Goals and Objectives
During the first year of fellowship training, the fellow focuses on the principles and practices of clinical pediatric pulmonology. This year’s core curriculum includes an introductory month centered on pulmonary physiology, pulmonary function diagnostic testing and its applications to clinical care. The fellow is then introduced to the diverse patient population and the many specialized pulmonary Care Centers at Riley by rotating through the Infant Care Clinic, Chronic Ventilator Clinic, Sleep Disorders Clinic, High Risk Asthma Clinic, Cystic Fibrosis Clinic, and the general pulmonary clinics. The year continues with a rigorous and diverse exposure to inpatient clinical care, specialty areas of pulmonary medicine such as the sleep lab and chronic ventilator care for technology dependent children, allergy and immunology and consultative services. One month is spent in the ICU under the direction of pulmonary critical care physicians with an emphasis on the physiology of the acutely ill respiratory patient. Fellows acquire skills in flexible bronchoscopy, pulmonary function testing and make the adaptation to the subspecialist role in caring for a patient. During the first year, the fellow is assigned individual mentors in cystic fibrosis and general pediatric pulmonary medicine that will oversee their respective continuity clinics throughout the three years of fellowship training.
The focus for the second and third year of training is the completion of a scholarly project usually in the area of basic or translational research. During the last two years, fellows participate in a total four to six months of clinical activities with increasing independence on the ward and in the clinics applying the skills required for clinical care and advanced decision making. During the last year, a professional mentor is assigned that will assist in the development of skills required as a clinician educator in an academic program.

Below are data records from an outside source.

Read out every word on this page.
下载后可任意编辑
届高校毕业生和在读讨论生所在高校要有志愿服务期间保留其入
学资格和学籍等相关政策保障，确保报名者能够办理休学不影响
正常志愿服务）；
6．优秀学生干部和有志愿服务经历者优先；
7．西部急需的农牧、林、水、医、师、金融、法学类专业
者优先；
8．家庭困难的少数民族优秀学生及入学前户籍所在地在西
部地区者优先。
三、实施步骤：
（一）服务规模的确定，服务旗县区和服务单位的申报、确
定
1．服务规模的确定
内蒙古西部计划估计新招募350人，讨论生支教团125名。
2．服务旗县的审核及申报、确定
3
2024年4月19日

During the first year, the fellow begins the mentored research experience and spends 18-20 months of the final two years working on a supervised project. The basic science group of the Section of Pediatric Pulmonology and related laboratories within the Indiana University School of Medicine offer a robust and diverse wealth of research possibilities. The research project chosen by the fellow must be relevant to pediatric pulmonary medicine and be a rigorous project that can be pursued in depth over the two year period. Faculty from the Section of Pediatric Pulmonology’s current research interests include:
- Asthma and allergic disease
- Cytokine biology
- Airway physiology
- Lung development and function
- Viral infections
- Molecular immunology
- T helper cell development
- Dendritic cell function
- Mechanisms of resistance in CF lung infections
During training, motivated and eligible candidates are encouraged to participate in Indiana University School programs offering Masters degrees in clinical research or public health.
Supplemental Degree Programs
The Pediatric Pulmonology Fellowship Program at Riley Children’s Hospital strives to facilitate an environment that provides our Fellows with wide ranging opportunities that ultimately enhance the fellowship experience while creating additional educational, social, and career options.
Prospective fellowship applicants with an interest in a career as a pediatric researcher, physician-scientist or future academic leader will have the opportunity to participate in The Morris Green Academic Scholars Program. The Morris Green Program was created to identify and support pediatric residents and fellows. As a result The Morris Green Academic Scholars Program provides additional support for research with seminars, mentorship and meeting funds. For more information about this program see Morris Green Scholar Program.
Another unique and beneficial opportunity available through the Pediatric Pulmonology Fellowship Program is the Clinical Investigator Training Enhancement Program (CITE). The purpose of this program is to prepare health care professionals for a career in clinical research. Following completion of the program, graduates can embark on a career in clinical research with the skills necessary to successfully compete for grant funding, conduct and analyze research findings, and publish their work in scientific journals.
By participating in the program, CITE trainees will accomplish two primary objectives:
- Complete a two-year formal clinical research curriculum, at the end of which they will receive a Master of Science in Clinical Research degree.
- Conduct clinical research under the mentorship of a faculty scientist whose discipline or area of clinical investigation corresponds to the research interests and career aims of the CITE enrollee.